Her space is nicer than ours, a cot, lamp, stove, the best and most expensive gear. There is a small solar dish, a laptop and what looks like a large GPS unit. I reach for the laptop and attempt to turn it on. It remains black. The GPS as well does not seem to function. Stashed in the corner are several small crates.
“Peaches!” Dean exclaims. There are tears in his eyes. Benji moans from outside and we take some cans and leave.
In the morning we walked down the ridge to check on Anita. She wasn’t on the ground and she wasn’t on her cot. We ate peaches until our stomachs hurt and walked around the ridge looking down onto the black sand beach. A day passed and we put on shirts to protect our skin. Another root that night and we were drained and excited in the morning. Anita was still nowhere to be found. We saw cats leap and hide under tall English grass.
Dean found footprints and we followed them to the stagnant beach. The footprints led to the water.
“What are these ones?” Benji asked. On each side of a broad swath there were small depressions that looked as if a paddle had stumped down.
“Sea turtles,” Dean said.
“I think she’s gone,” Benji looked up at us.

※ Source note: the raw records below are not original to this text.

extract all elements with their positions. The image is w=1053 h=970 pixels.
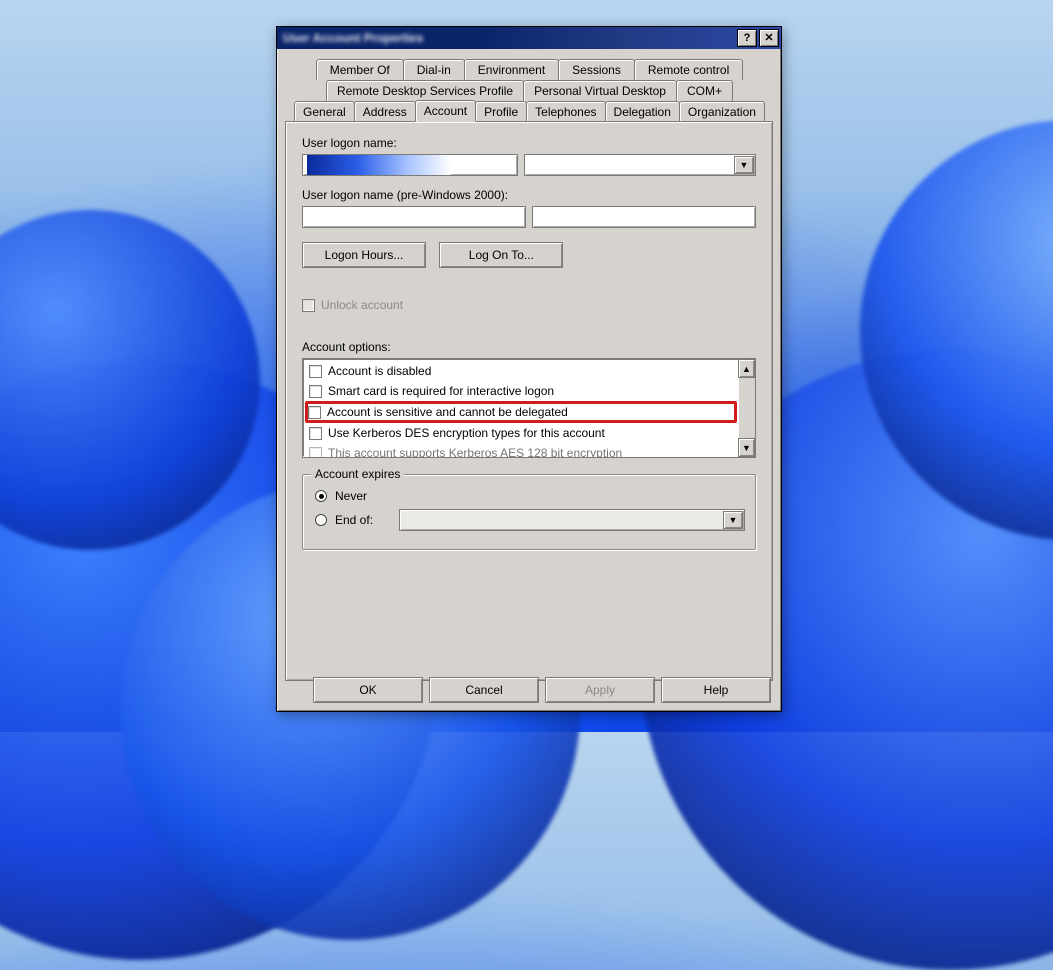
opt-text: Account is disabled [328,364,431,378]
tab-environment[interactable]: Environment [464,59,559,80]
logon-hours-button[interactable]: Logon Hours... [302,242,426,268]
tab-com-plus[interactable]: COM+ [676,80,733,101]
expires-endof-radio[interactable]: End of: ▼ [315,509,745,531]
prew2k-label: User logon name (pre-Windows 2000): [302,188,756,202]
account-panel: User logon name: ▼ User logon name (pre-… [285,121,773,681]
tab-address[interactable]: Address [354,101,416,122]
cancel-button[interactable]: Cancel [429,677,539,703]
tab-rds-profile[interactable]: Remote Desktop Services Profile [326,80,524,101]
scroll-up-icon[interactable]: ▲ [738,359,755,378]
scroll-down-icon[interactable]: ▼ [738,438,755,457]
checkbox-icon [302,299,315,312]
opt-text: Smart card is required for interactive l… [328,384,554,398]
expires-never-radio[interactable]: Never [315,489,745,503]
chevron-down-icon[interactable]: ▼ [734,156,754,174]
account-options-label: Account options: [302,340,756,354]
tab-remote-control[interactable]: Remote control [634,59,743,80]
tab-pvd[interactable]: Personal Virtual Desktop [523,80,677,101]
prew2k-name-input[interactable] [532,206,756,228]
tab-member-of[interactable]: Member Of [316,59,404,80]
tab-delegation[interactable]: Delegation [605,101,680,122]
title-bar[interactable]: User Account Properties ? ✕ [277,27,781,49]
expires-date-picker: ▼ [399,509,745,531]
scrollbar[interactable]: ▲ ▼ [738,359,755,457]
tab-account[interactable]: Account [415,100,476,122]
tab-organization[interactable]: Organization [679,101,765,122]
tab-strip: Member Of Dial-in Environment Sessions R… [285,59,773,681]
unlock-account-checkbox: Unlock account [302,298,756,312]
log-on-to-button[interactable]: Log On To... [439,242,563,268]
account-options-list[interactable]: Account is disabled Smart card is requir… [302,358,756,458]
opt-sensitive-no-delegate[interactable]: Account is sensitive and cannot be deleg… [305,401,737,423]
checkbox-icon[interactable] [309,385,322,398]
checkbox-icon[interactable] [309,365,322,378]
tab-profile[interactable]: Profile [475,101,527,122]
tab-dial-in[interactable]: Dial-in [403,59,465,80]
upn-suffix-dropdown[interactable]: ▼ [524,154,756,176]
account-expires-legend: Account expires [311,467,404,481]
radio-icon[interactable] [315,490,327,502]
dialog-buttons: OK Cancel Apply Help [277,677,781,703]
opt-kerberos-aes128[interactable]: This account supports Kerberos AES 128 b… [305,443,737,458]
unlock-account-text: Unlock account [321,298,403,312]
tab-general[interactable]: General [294,101,355,122]
help-button-footer[interactable]: Help [661,677,771,703]
opt-smartcard-required[interactable]: Smart card is required for interactive l… [305,381,737,401]
tab-sessions[interactable]: Sessions [558,59,635,80]
opt-text: This account supports Kerberos AES 128 b… [328,446,622,458]
checkbox-icon[interactable] [308,406,321,419]
radio-icon[interactable] [315,514,327,526]
prew2k-domain-input[interactable] [302,206,526,228]
ok-button[interactable]: OK [313,677,423,703]
upn-prefix-input[interactable] [302,154,518,176]
checkbox-icon[interactable] [309,447,322,459]
upn-prefix-value [307,155,451,175]
checkbox-icon[interactable] [309,427,322,440]
account-expires-group: Account expires Never End of: ▼ [302,474,756,550]
opt-account-disabled[interactable]: Account is disabled [305,361,737,381]
close-button[interactable]: ✕ [759,29,779,47]
window-title: User Account Properties [283,31,423,45]
opt-kerberos-des[interactable]: Use Kerberos DES encryption types for th… [305,423,737,443]
properties-dialog: User Account Properties ? ✕ Member Of Di… [276,26,782,712]
chevron-down-icon: ▼ [723,511,743,529]
help-button[interactable]: ? [737,29,757,47]
logon-name-label: User logon name: [302,136,756,150]
tab-telephones[interactable]: Telephones [526,101,605,122]
radio-label: End of: [335,513,373,527]
radio-label: Never [335,489,367,503]
apply-button: Apply [545,677,655,703]
opt-text: Use Kerberos DES encryption types for th… [328,426,605,440]
opt-text: Account is sensitive and cannot be deleg… [327,405,568,419]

Things changed after that. We were always waiting. A few days later Dean came back from a walk and told us her body had washed ashore on the other side of the island, bloated and busted from rocks.
I looked at Benji. The roots were almost gone. There was some rum. That night we finished strong. Dean held four chunks of the chalky strings in his mouth. In the morning we were naked on the east side, sitting in our chairs, and silent. For the first time since we first arrived, we all sat together in silence, looking to the east, waiting for the Chilean ship.